Ucrânia diz ter enfim lançado 1ª contraofensiva contra a Rússia.

Sob grande ceticismo de observadores militares, o governo da Ucrânia afirmou ter iniciado nesta segunda (29) sua primeira contraofensiva para tentar retomar áreas no sul do país ocupadas desde março pela Rússia.

Os detalhes ainda são escassos. “Nós começamos ações ofensivas em várias direções, incluindo na região de Kherson”, afirmou a porta-voz do Comando Militar do Sul do país, Natalia Humeniuk, numa entrevista coletiva.

O site público Suspilne mostrou imagens do que seria o bombardeio na região de Mikolaiv, o ponto em que as forças russas pararam seu avanço rumo a Odessa, o principal porto do país que está sob bloqueio parcial, com exceção da saída de alguns navios com grãos.

Kiev passou as últimas cinco semanas ensaiando o ataque por terra, após uma série bem-sucedidas de bombardeios com artilharia de precisão americana de alvos logísticos russos, como depósitos de munição distantes da linha de frente. Pontes sobre o rio Dnieper, que separa a capital homônima do resto de Kherson, também foram atingidas.

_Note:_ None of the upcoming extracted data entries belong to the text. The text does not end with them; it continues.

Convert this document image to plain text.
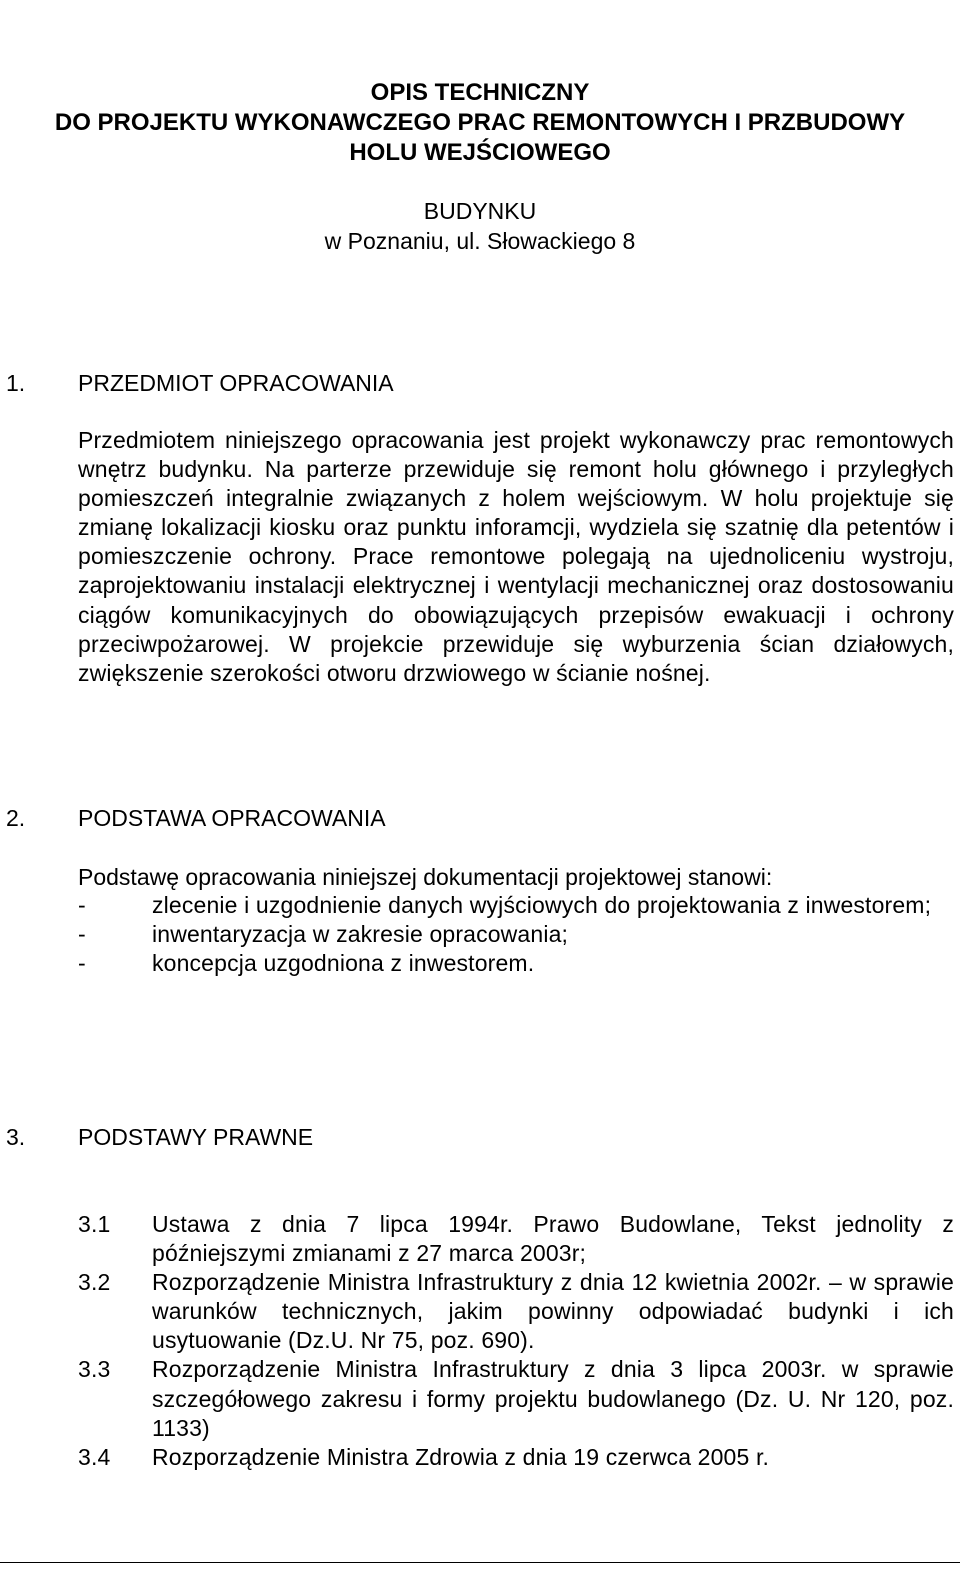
OPIS TECHNICZNY
DO PROJEKTU WYKONAWCZEGO PRAC REMONTOWYCH I PRZBUDOWY
HOLU WEJŚCIOWEGO
BUDYNKU
w Poznaniu, ul. Słowackiego 8
1. PRZEDMIOT OPRACOWANIA
Przedmiotem niniejszego opracowania jest projekt wykonawczy prac remontowych wnętrz budynku. Na parterze przewiduje się remont holu głównego i przyległych pomieszczeń integralnie związanych z holem wejściowym. W holu projektuje się zmianę lokalizacji kiosku oraz punktu inforamcji, wydziela się szatnię dla petentów i pomieszczenie ochrony. Prace remontowe polegają na ujednoliceniu wystroju, zaprojektowaniu instalacji elektrycznej i wentylacji mechanicznej oraz dostosowaniu ciągów komunikacyjnych do obowiązujących przepisów ewakuacji i ochrony przeciwpożarowej. W projekcie przewiduje się wyburzenia ścian działowych, zwiększenie szerokości otworu drzwiowego w ścianie nośnej.
2. PODSTAWA OPRACOWANIA
Podstawę opracowania niniejszej dokumentacji projektowej stanowi:
-	zlecenie i uzgodnienie danych wyjściowych do projektowania z inwestorem;
-	inwentaryzacja w zakresie opracowania;
-	koncepcja uzgodniona z inwestorem.
3. PODSTAWY PRAWNE
3.1 Ustawa z dnia 7 lipca 1994r. Prawo Budowlane, Tekst jednolity z późniejszymi zmianami z 27 marca 2003r;
3.2 Rozporządzenie Ministra Infrastruktury z dnia 12 kwietnia 2002r. – w sprawie warunków technicznych, jakim powinny odpowiadać budynki i ich usytuowanie (Dz.U. Nr 75, poz. 690).
3.3 Rozporządzenie Ministra Infrastruktury z dnia 3 lipca 2003r. w sprawie szczegółowego zakresu i formy projektu budowlanego (Dz. U. Nr 120, poz. 1133)
3.4 Rozporządzenie Ministra Zdrowia z dnia 19 czerwca 2005 r.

Isso irritou o Kremlin, que acusou o envolvimento dos EUA de direto no conflito, o que Washington nega por temer uma Terceira Guerra Mundial. A situação da cidade Kherson ficou mais vulnerável, mas mesmo autoridades militares ucranianas afirmaram sob reserva não dispor de forças para tomá-la.

Isso levou a um impasse, pois o presidente Volodimir Zelenski e seus aliados crescentemente pressionaram por resultados de sua área militar. O temor deles é óbvio: a demora fez com que os russos reforçassem suas posições no sul, apesar dos ataques, e o inverno está chegando.

A temporada promete ser de crise acentuada, já que a disputa reduziu a quantidade de gás russo para países europeus, que impõem sanções a Moscou. Com isso, casas podem ficar sem aquecimento não só na Ucrânia, mas em toda a Europa, reduzindo o apoio de governos a Kiev.

Isso já foi admitido pelo governo alemão, cuja economia dependia muito do gás vindo da Rússia e de esquemas de fornecimento arquitetados ao longo de duas décadas entre Berlim e a gestão Vladmir Putin.

O problema para Zelenski é que o tempo está do lado de Putin, que apesar de ter a economia atingida pelas punições, tem sobrevivido politicamente a elas e tem maiores reservas. Um sinal da estratégia de prolongamento do conflito foi o anúncio de que as Forças Armadas russas terão cerca de 10% a mais de soldados a partir de 2023.

Mesmo o grande exercício militar anual russo, que ocorre de forma escalonada a cada edição por 4 dos 5 comandos do país, foi reduzido. O Vostok (Leste) começa na quinta (1º) com cerca de 50 mil homens, ante 300 mil de sua edição anterior, de 2018. A edição de 2021, ocorrida no oeste com a Belarus, teve 200 mil soldados.